Elle souhaite également que les frais de transport des élus soient mieux pris en charge. Pour l’instant, le remboursement des frais de transport intervenant dans le cadre des fonctions des élus est facultative, et beaucoup d’élus « se refusent à le solliciter pour ne pas peser sur les budgets locaux ». La délégation propose de rendre le remboursement obligatoire, et « de créer au sein de la DPEL une part spécifique permettant de financer ces frais de déplacement » dans les communes de moins de 3 500 habitants.

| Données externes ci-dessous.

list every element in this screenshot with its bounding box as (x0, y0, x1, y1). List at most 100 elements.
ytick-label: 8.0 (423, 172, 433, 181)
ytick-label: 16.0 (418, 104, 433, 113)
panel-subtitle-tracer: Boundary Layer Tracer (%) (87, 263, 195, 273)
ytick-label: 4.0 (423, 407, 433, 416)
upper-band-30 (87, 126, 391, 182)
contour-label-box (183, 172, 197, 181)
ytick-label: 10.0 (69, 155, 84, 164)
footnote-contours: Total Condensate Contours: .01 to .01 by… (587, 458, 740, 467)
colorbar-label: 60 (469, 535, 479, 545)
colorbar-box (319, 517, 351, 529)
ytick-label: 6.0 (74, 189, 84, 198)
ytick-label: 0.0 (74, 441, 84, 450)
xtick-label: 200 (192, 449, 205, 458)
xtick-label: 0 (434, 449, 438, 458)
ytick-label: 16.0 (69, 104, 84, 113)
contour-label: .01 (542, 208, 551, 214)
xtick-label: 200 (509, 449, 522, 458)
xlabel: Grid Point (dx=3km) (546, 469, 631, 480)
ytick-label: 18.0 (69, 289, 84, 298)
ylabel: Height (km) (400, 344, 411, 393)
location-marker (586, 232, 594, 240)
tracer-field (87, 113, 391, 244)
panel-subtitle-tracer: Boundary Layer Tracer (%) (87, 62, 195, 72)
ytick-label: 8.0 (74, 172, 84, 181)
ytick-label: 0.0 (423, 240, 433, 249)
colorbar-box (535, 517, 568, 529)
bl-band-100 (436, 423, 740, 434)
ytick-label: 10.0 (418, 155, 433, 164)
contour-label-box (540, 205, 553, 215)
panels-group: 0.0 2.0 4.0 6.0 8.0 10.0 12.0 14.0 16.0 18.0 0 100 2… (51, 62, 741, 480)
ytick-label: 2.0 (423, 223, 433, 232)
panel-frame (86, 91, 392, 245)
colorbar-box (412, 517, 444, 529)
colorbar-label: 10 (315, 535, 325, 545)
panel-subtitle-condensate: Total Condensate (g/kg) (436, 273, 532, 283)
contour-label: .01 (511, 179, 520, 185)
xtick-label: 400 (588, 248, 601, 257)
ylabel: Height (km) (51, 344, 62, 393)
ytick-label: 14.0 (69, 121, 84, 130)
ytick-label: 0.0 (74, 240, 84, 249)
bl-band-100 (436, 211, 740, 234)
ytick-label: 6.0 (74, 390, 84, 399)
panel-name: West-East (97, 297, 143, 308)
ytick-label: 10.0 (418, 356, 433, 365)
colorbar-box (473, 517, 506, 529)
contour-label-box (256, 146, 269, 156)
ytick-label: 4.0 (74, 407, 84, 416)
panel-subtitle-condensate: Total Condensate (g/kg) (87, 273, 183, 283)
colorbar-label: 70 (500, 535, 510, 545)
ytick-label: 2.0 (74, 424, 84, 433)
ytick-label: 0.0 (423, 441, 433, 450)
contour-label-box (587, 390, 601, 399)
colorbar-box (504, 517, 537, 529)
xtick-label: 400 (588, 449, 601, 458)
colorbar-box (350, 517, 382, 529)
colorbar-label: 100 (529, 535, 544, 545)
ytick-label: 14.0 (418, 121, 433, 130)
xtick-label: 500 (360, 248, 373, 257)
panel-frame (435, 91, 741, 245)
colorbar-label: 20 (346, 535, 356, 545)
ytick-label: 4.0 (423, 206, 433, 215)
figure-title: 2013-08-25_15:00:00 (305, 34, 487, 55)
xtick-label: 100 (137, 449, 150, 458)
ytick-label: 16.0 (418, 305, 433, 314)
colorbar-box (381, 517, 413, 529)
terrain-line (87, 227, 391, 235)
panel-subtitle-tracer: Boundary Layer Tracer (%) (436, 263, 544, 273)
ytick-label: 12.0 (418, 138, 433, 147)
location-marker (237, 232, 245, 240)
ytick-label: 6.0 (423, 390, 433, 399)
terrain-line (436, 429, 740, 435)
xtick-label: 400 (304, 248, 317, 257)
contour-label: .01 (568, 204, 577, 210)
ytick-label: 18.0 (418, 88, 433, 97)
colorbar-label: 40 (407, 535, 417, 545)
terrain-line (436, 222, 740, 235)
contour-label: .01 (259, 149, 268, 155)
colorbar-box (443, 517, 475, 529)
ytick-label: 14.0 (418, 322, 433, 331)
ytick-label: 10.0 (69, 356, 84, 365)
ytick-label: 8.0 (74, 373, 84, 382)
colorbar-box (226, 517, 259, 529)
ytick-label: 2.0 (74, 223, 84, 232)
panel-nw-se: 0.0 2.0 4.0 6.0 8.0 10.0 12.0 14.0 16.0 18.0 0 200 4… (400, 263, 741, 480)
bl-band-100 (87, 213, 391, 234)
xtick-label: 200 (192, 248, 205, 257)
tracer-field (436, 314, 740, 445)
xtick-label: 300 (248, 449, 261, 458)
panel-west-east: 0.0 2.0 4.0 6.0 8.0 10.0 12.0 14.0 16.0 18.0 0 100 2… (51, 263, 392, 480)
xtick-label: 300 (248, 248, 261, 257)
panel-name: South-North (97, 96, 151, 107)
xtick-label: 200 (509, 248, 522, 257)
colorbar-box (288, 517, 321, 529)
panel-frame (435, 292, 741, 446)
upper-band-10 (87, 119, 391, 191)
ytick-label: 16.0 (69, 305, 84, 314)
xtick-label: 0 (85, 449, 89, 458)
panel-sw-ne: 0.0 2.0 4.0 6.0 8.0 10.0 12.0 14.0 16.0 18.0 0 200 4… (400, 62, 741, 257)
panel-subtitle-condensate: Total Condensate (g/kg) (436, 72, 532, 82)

Enfin, les rapporteurs souhaitent clarifier la question épineuse des arrêts maladie, et permettant aux élus de pouvoir, s’ils le peuvent, continuer d’exercer leur mandat pendant un arrêt maladie sans se voir sanctionnés par la Sécurité sociale.
Ils se livrent également à plusieurs recommandations pour faciliter l’exercice du mandat pour les élus handicapés et pour « améliorer le régime des autorisations d’absence pour compenser les pertes de revenu liées à l’exercice du mandat ».
Toutes ces propositions seront certainement évoquées lors du débat qui aura lieu au Grand auditorium du congrès de l’AMF, mercredi prochain à 10 h, intitulé « Être élu local, les réalités d’un engagement toujours plus exigeant », en présence notamment de Françoise Gatel, co-rédactrice du rapport.